During the summer, I dated a man with multiple ex-wives. At first, he refused to tell me exactly how many. A look of panic came over my face, and he responded, “You’ve NEVER been married. Who are you to talk?” Ouch. He had a point. I don’t want to be marginalized by my marriage (okay, no-marriage) history, nor should I be doing that to anyone else.
And yet, when I scan a man’s profile on a dating site, who is “never-married,” (and at least in his forties) I immediately wonder what’s wrong with him. Am I a hypocrite? And I shudder to think, is it possible they’re feeling the same way about me?
So true! I’ve been engaged, but not married, and I worry what men will think of the fact that I have a broken engagement in my past. But, if a man hasn’t been engaged or married by a certain point, I wonder why not/what’s wrong. I know it’s a double standard, but I can’t help it!
I don’t think “what’s wrong with him” but I do wonder what his story is. I know lots of guys who reach their late 30’s or 40’s who have been in a few long-term (like several years long) relationships and to me, that’s very different than someone who has never dated someone longer than a few months.

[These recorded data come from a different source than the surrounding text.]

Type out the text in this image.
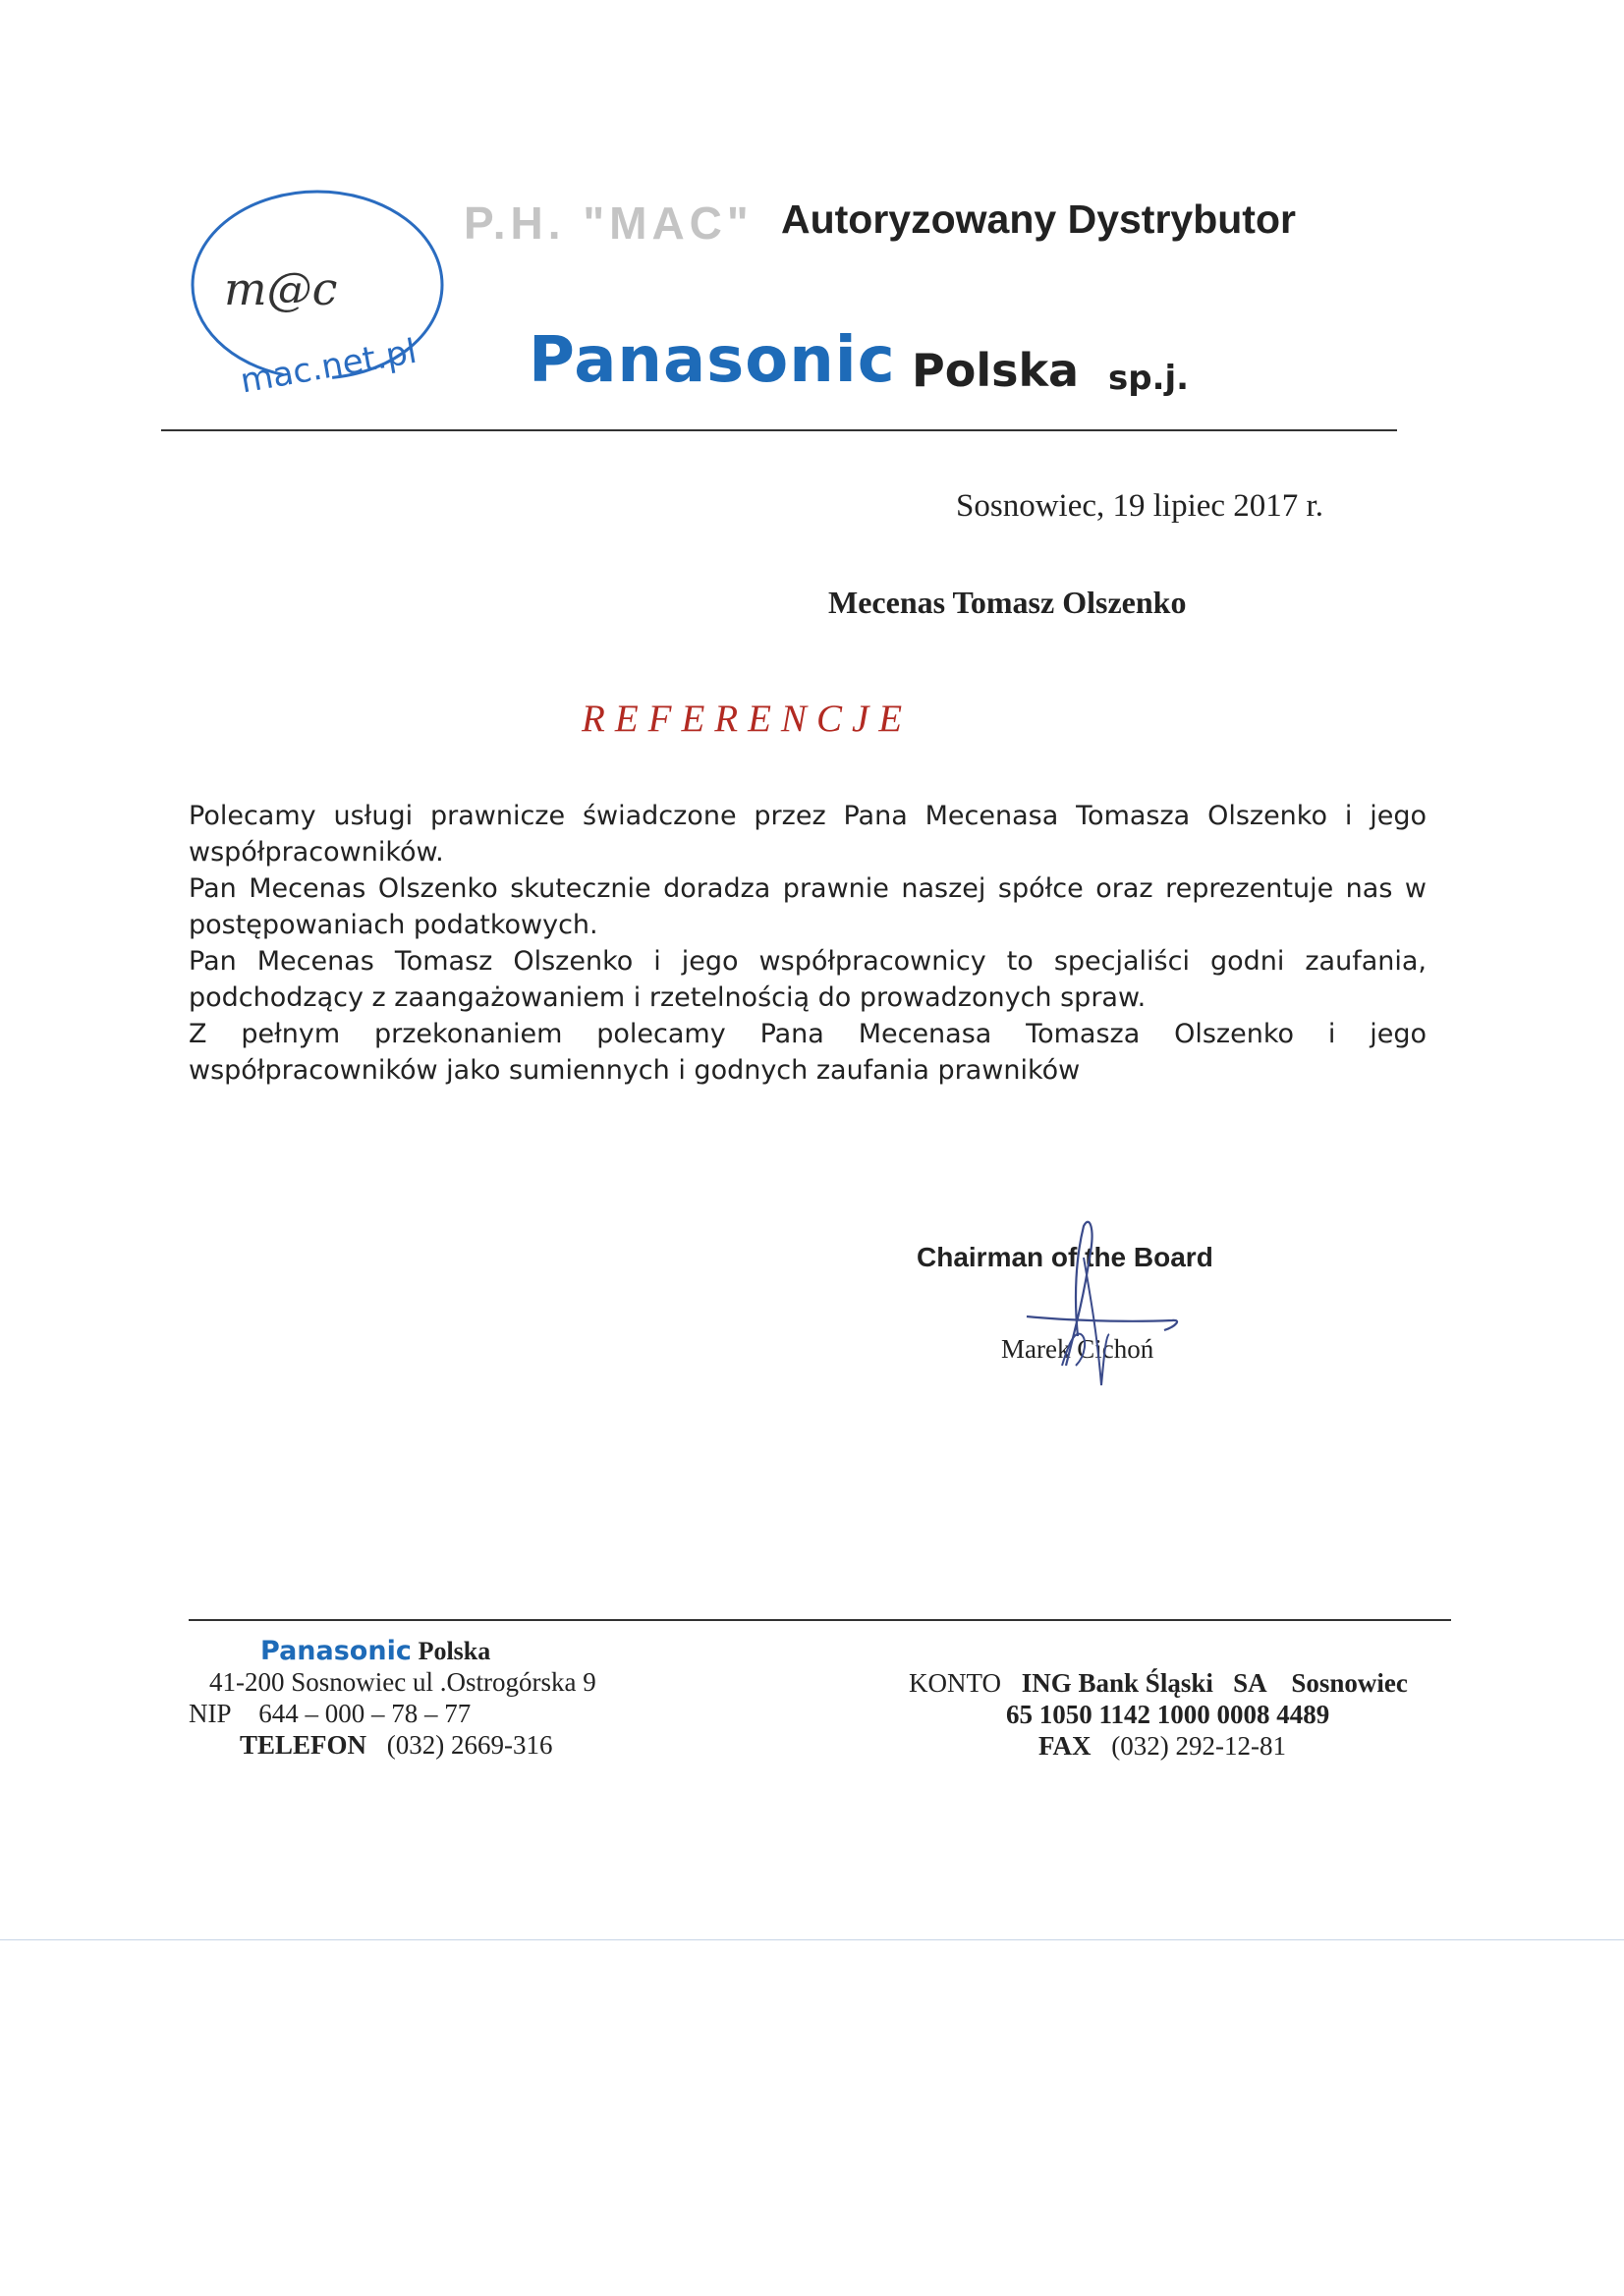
m@c
mac.net.pl
P.H. "MAC" Autoryzowany Dystrybutor
Panasonic Polska sp.j.
Sosnowiec, 19 lipiec 2017 r.
Mecenas Tomasz Olszenko
REFERENCJE

Polecamy usługi prawnicze świadczone przez Pana Mecenasa Tomasza Olszenko i jego współpracowników.

Pan Mecenas Olszenko skutecznie doradza prawnie naszej spółce oraz reprezentuje nas w postępowaniach podatkowych.

Pan Mecenas Tomasz Olszenko i jego współpracownicy to specjaliści godni zaufania, podchodzący z zaangażowaniem i rzetelnością do prowadzonych spraw.

Z pełnym przekonaniem polecamy Pana Mecenasa Tomasza Olszenko i jego współpracowników jako sumiennych i godnych zaufania prawników

Chairman of the Board
Marek Cichoń
Panasonic Polska
41-200 Sosnowiec ul .Ostrogórska 9
NIP 644 – 000 – 78 – 77
TELEFON (032) 2669-316
KONTO ING Bank Śląski   SA Sosnowiec
65 1050 1142 1000 0008 4489
FAX (032) 292-12-81
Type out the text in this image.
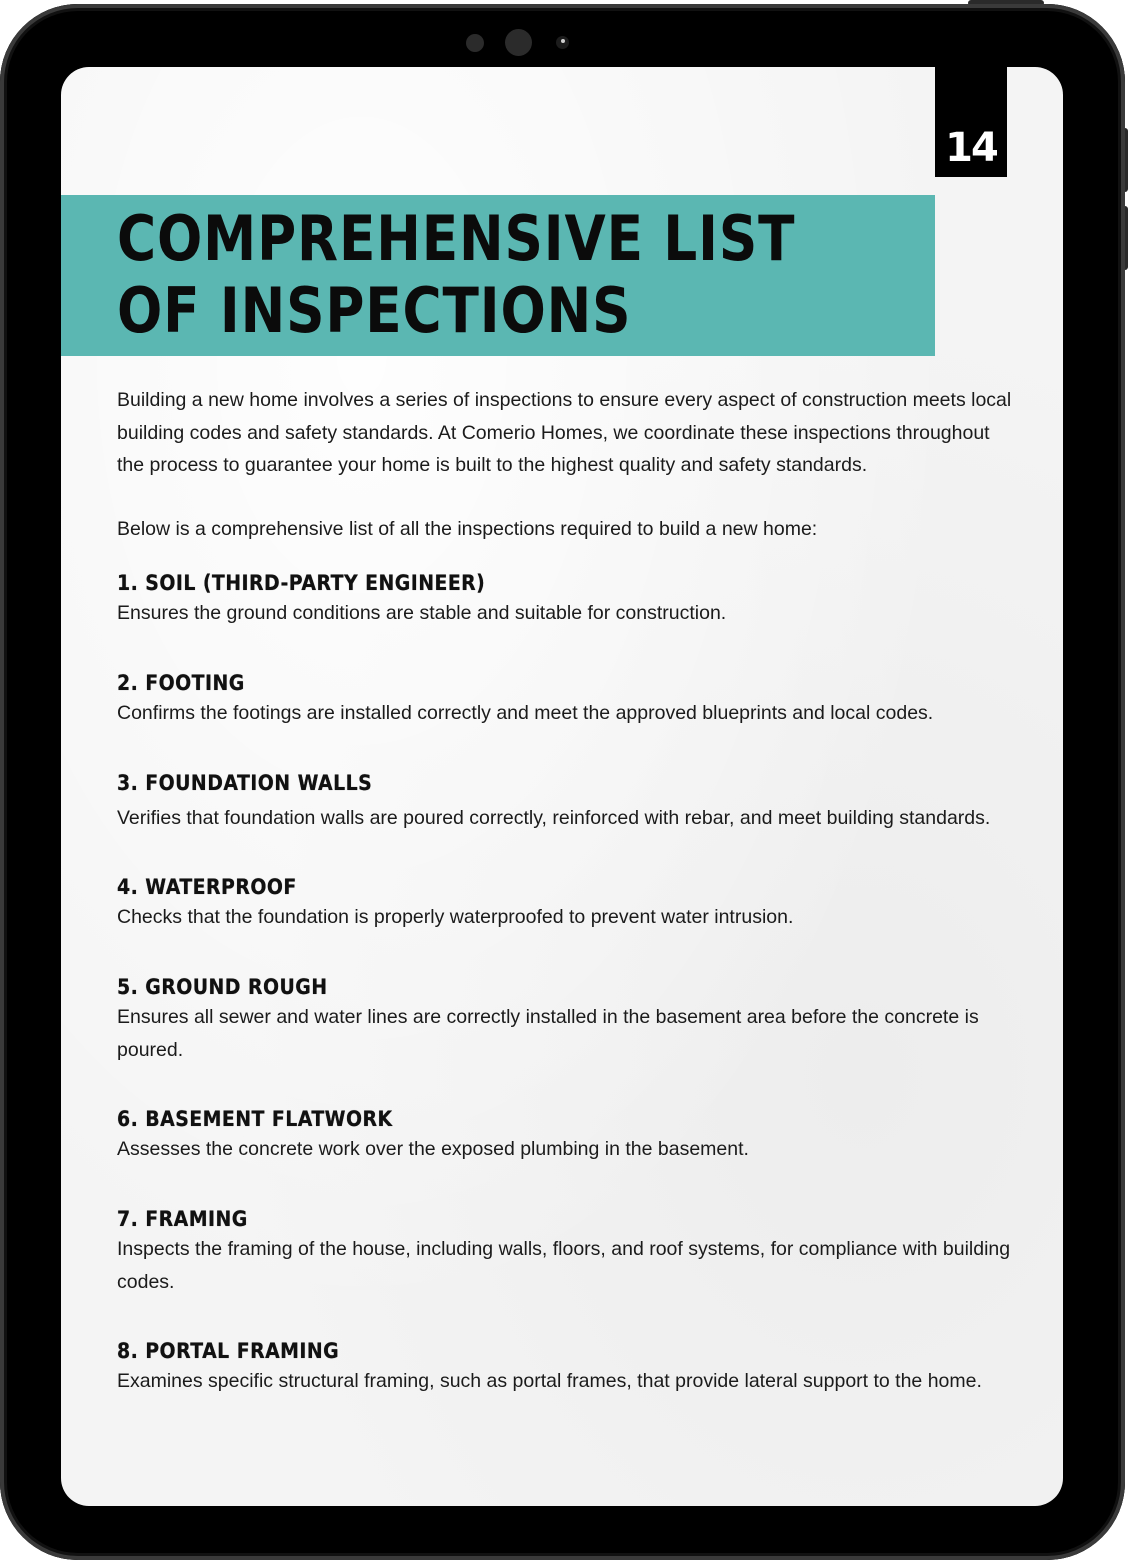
14
COMPREHENSIVE LIST OF INSPECTIONS

Building a new home involves a series of inspections to ensure every aspect of construction meets local building codes and safety standards. At Comerio Homes, we coordinate these inspections throughout the process to guarantee your home is built to the highest quality and safety standards.

Below is a comprehensive list of all the inspections required to build a new home:

1. SOIL (THIRD-PARTY ENGINEER)

Ensures the ground conditions are stable and suitable for construction.

2. FOOTING

Confirms the footings are installed correctly and meet the approved blueprints and local codes.

3. FOUNDATION WALLS

Verifies that foundation walls are poured correctly, reinforced with rebar, and meet building standards.

4. WATERPROOF

Checks that the foundation is properly waterproofed to prevent water intrusion.

5. GROUND ROUGH

Ensures all sewer and water lines are correctly installed in the basement area before the concrete is poured.

6. BASEMENT FLATWORK

Assesses the concrete work over the exposed plumbing in the basement.

7. FRAMING

Inspects the framing of the house, including walls, floors, and roof systems, for compliance with building codes.

8. PORTAL FRAMING

Examines specific structural framing, such as portal frames, that provide lateral support to the home.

I think the same thing. It’s really not fair, though, is it? After all, I’m over 30 and single, and there’s nothing wrong with me. Ahem.
I’ve caught myself wondering this, too, though much less often since I tuned into concepts like singlism and matrimania. Now if I have that kind of fleeting thought, I’m more likely to follow it up with a conscious reminder that “single” does NOT equal “bad catch” any more than “married” equals “good catch.” Then, as further evidence, I remind myself of all the fantastic people I know who got married later in life as opposed to all the people I know who married total duds early on. Marriage is hardly a barometer of emotional health or any other measure of success.
I’m appalled at what that guy who was collecting ex-wives said to you! If I had to pick between someone who successfully avoided making a life-changing mistake and someone who made that mistake more than once, I know who I’d choose in a heartbeat.